Tuesday, March 13, 2012

India's lower house clears crucial nuclear bill

India's lower house of Parliament approved a crucial nuclear liability bill Wednesday aimed at attracting foreign companies to invest in the country's potentially vast atomic energy market.

Lawmakers from the ruling Congress and main opposition parties cleared the bill, which caps the liability of foreign firms at $320 million in the case of an industrial accident. It will also have be cleared by the upper house of Parliament before it becomes law.

Prime Minister Manmohan Singh told lawmakers that India had no option but to turn to nuclear power to meet its burgeoning energy needs.

"Nuclear power is an option which we should simply not ignore," Singh said during the daylong debate in the Lok Sabha, as the lower house is known.

However, some private firms, especially those from the U.S., have been reluctant to set up nuclear power plants in India without a law that would limit their compensation payments if there is a nuclear accident.

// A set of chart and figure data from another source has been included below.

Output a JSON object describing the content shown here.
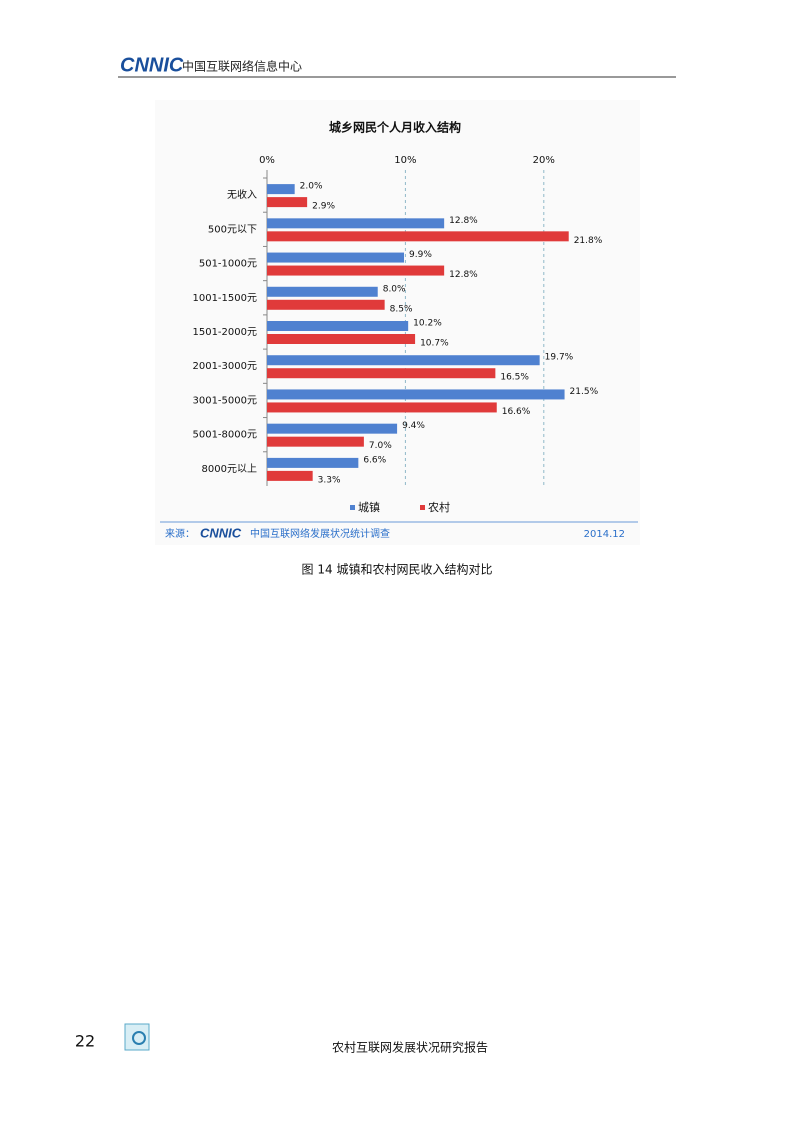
{
  "header": {
    "logo": "CNNIC",
    "title": "中国互联网络信息中心"
  },
  "chart_data": {
    "type": "bar",
    "orientation": "horizontal",
    "title": "城乡网民个人月收入结构",
    "categories": [
      "无收入",
      "500元以下",
      "501-1000元",
      "1001-1500元",
      "1501-2000元",
      "2001-3000元",
      "3001-5000元",
      "5001-8000元",
      "8000元以上"
    ],
    "series": [
      {
        "name": "城镇",
        "color": "#4f81d0",
        "values": [
          2.0,
          12.8,
          9.9,
          8.0,
          10.2,
          19.7,
          21.5,
          9.4,
          6.6
        ],
        "value_labels": [
          "2.0%",
          "12.8%",
          "9.9%",
          "8.0%",
          "10.2%",
          "19.7%",
          "21.5%",
          "9.4%",
          "6.6%"
        ]
      },
      {
        "name": "农村",
        "color": "#e03a3a",
        "values": [
          2.9,
          21.8,
          12.8,
          8.5,
          10.7,
          16.5,
          16.6,
          7.0,
          3.3
        ],
        "value_labels": [
          "2.9%",
          "21.8%",
          "12.8%",
          "8.5%",
          "10.7%",
          "16.5%",
          "16.6%",
          "7.0%",
          "3.3%"
        ]
      }
    ],
    "xlim": [
      0,
      25
    ],
    "xticks": [
      {
        "value": 0,
        "label": "0%"
      },
      {
        "value": 10,
        "label": "10%"
      },
      {
        "value": 20,
        "label": "20%"
      }
    ],
    "grid": true,
    "legend": "bottom",
    "source_prefix": "来源：",
    "source_logo": "CNNIC",
    "source": "中国互联网络发展状况统计调查",
    "date": "2014.12"
  },
  "caption": "图 14 城镇和农村网民收入结构对比",
  "footer": {
    "page": "22",
    "title": "农村互联网发展状况研究报告"
  }
}
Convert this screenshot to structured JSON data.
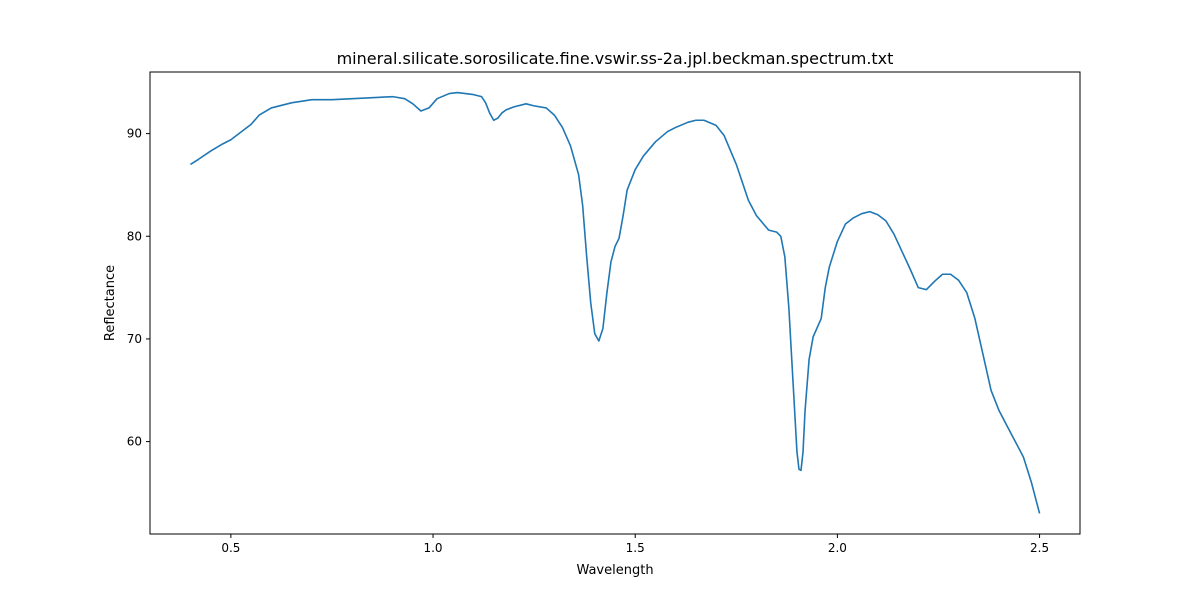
{
  "chart_data": {
    "type": "line",
    "title": "mineral.silicate.sorosilicate.fine.vswir.ss-2a.jpl.beckman.spectrum.txt",
    "xlabel": "Wavelength",
    "ylabel": "Reflectance",
    "xlim": [
      0.3,
      2.6
    ],
    "ylim": [
      51.0,
      96.0
    ],
    "xticks": [
      0.5,
      1.0,
      1.5,
      2.0,
      2.5
    ],
    "xtick_labels": [
      "0.5",
      "1.0",
      "1.5",
      "2.0",
      "2.5"
    ],
    "yticks": [
      60,
      70,
      80,
      90
    ],
    "ytick_labels": [
      "60",
      "70",
      "80",
      "90"
    ],
    "grid": false,
    "line_color": "#1f77b4",
    "series": [
      {
        "x": [
          0.4,
          0.42,
          0.45,
          0.48,
          0.5,
          0.53,
          0.55,
          0.57,
          0.6,
          0.65,
          0.7,
          0.75,
          0.8,
          0.85,
          0.9,
          0.93,
          0.95,
          0.97,
          0.99,
          1.01,
          1.04,
          1.06,
          1.08,
          1.1,
          1.12,
          1.13,
          1.14,
          1.15,
          1.16,
          1.17,
          1.18,
          1.2,
          1.23,
          1.25,
          1.28,
          1.3,
          1.32,
          1.34,
          1.36,
          1.37,
          1.38,
          1.39,
          1.4,
          1.41,
          1.42,
          1.43,
          1.44,
          1.45,
          1.46,
          1.47,
          1.48,
          1.5,
          1.52,
          1.55,
          1.58,
          1.6,
          1.63,
          1.65,
          1.67,
          1.7,
          1.72,
          1.75,
          1.78,
          1.8,
          1.83,
          1.85,
          1.86,
          1.87,
          1.88,
          1.89,
          1.9,
          1.905,
          1.91,
          1.915,
          1.92,
          1.93,
          1.94,
          1.96,
          1.97,
          1.98,
          2.0,
          2.02,
          2.04,
          2.06,
          2.08,
          2.1,
          2.12,
          2.14,
          2.16,
          2.18,
          2.2,
          2.22,
          2.24,
          2.26,
          2.28,
          2.3,
          2.32,
          2.34,
          2.36,
          2.38,
          2.4,
          2.42,
          2.44,
          2.46,
          2.48,
          2.5
        ],
        "y": [
          87.0,
          87.5,
          88.3,
          89.0,
          89.4,
          90.3,
          90.9,
          91.8,
          92.5,
          93.0,
          93.3,
          93.3,
          93.4,
          93.5,
          93.6,
          93.4,
          92.9,
          92.2,
          92.5,
          93.4,
          93.9,
          94.0,
          93.9,
          93.8,
          93.6,
          93.0,
          92.0,
          91.3,
          91.5,
          92.0,
          92.3,
          92.6,
          92.9,
          92.7,
          92.5,
          91.8,
          90.6,
          88.8,
          86.0,
          83.0,
          78.0,
          73.5,
          70.5,
          69.8,
          71.0,
          74.5,
          77.5,
          79.0,
          79.8,
          82.0,
          84.5,
          86.5,
          87.8,
          89.2,
          90.2,
          90.6,
          91.1,
          91.3,
          91.3,
          90.8,
          89.8,
          87.0,
          83.5,
          82.0,
          80.6,
          80.4,
          80.0,
          78.0,
          73.0,
          66.0,
          59.0,
          57.3,
          57.2,
          59.0,
          63.0,
          68.0,
          70.2,
          72.0,
          75.0,
          77.0,
          79.5,
          81.2,
          81.8,
          82.2,
          82.4,
          82.1,
          81.5,
          80.2,
          78.5,
          76.8,
          75.0,
          74.8,
          75.6,
          76.3,
          76.3,
          75.7,
          74.5,
          72.0,
          68.5,
          65.0,
          63.0,
          61.5,
          60.0,
          58.5,
          56.0,
          53.0
        ]
      }
    ]
  }
}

But such a cap stirred strong opposition in India, where victims of the 1984 gas leak at a Union Carbide plant in Bhopal are still seeking increased compensation for their suffering. That leak, the world's worst industrial disaster, killed 15,000 people.

India's potential nuclear energy market has been pegged at $150 billion. At present, nuclear energy forms only 3 percent of power available in the country.

But New Delhi has been keen to expand its nuclear power generation capacity due to environmental concerns over coal-based plants or large dams.

The international community had barred India from the trade in civilian nuclear technology after the country conducted nuclear tests in 1974 and 1998.

In 2008, India emerged from its nuclear isolation after it signed a landmark civil nuclear cooperation agreement with the United States. The 45-nation Nuclear Suppliers Group then lifted a three-decade global ban on nuclear trade with India.

The energy-starved country hopes to harness its new acceptance to build nuclear power plants.

U.S.-based firms GE-Hitachi and Westinghouse Electric, a subsidiary of Japan's Toshiba Corp, have been waiting for the liability bill to pass before they would enter India's nuclear energy sector.

Meanwhile, Russian and French nuclear companies linked to their governments have raced ahead and have been awarded contracts.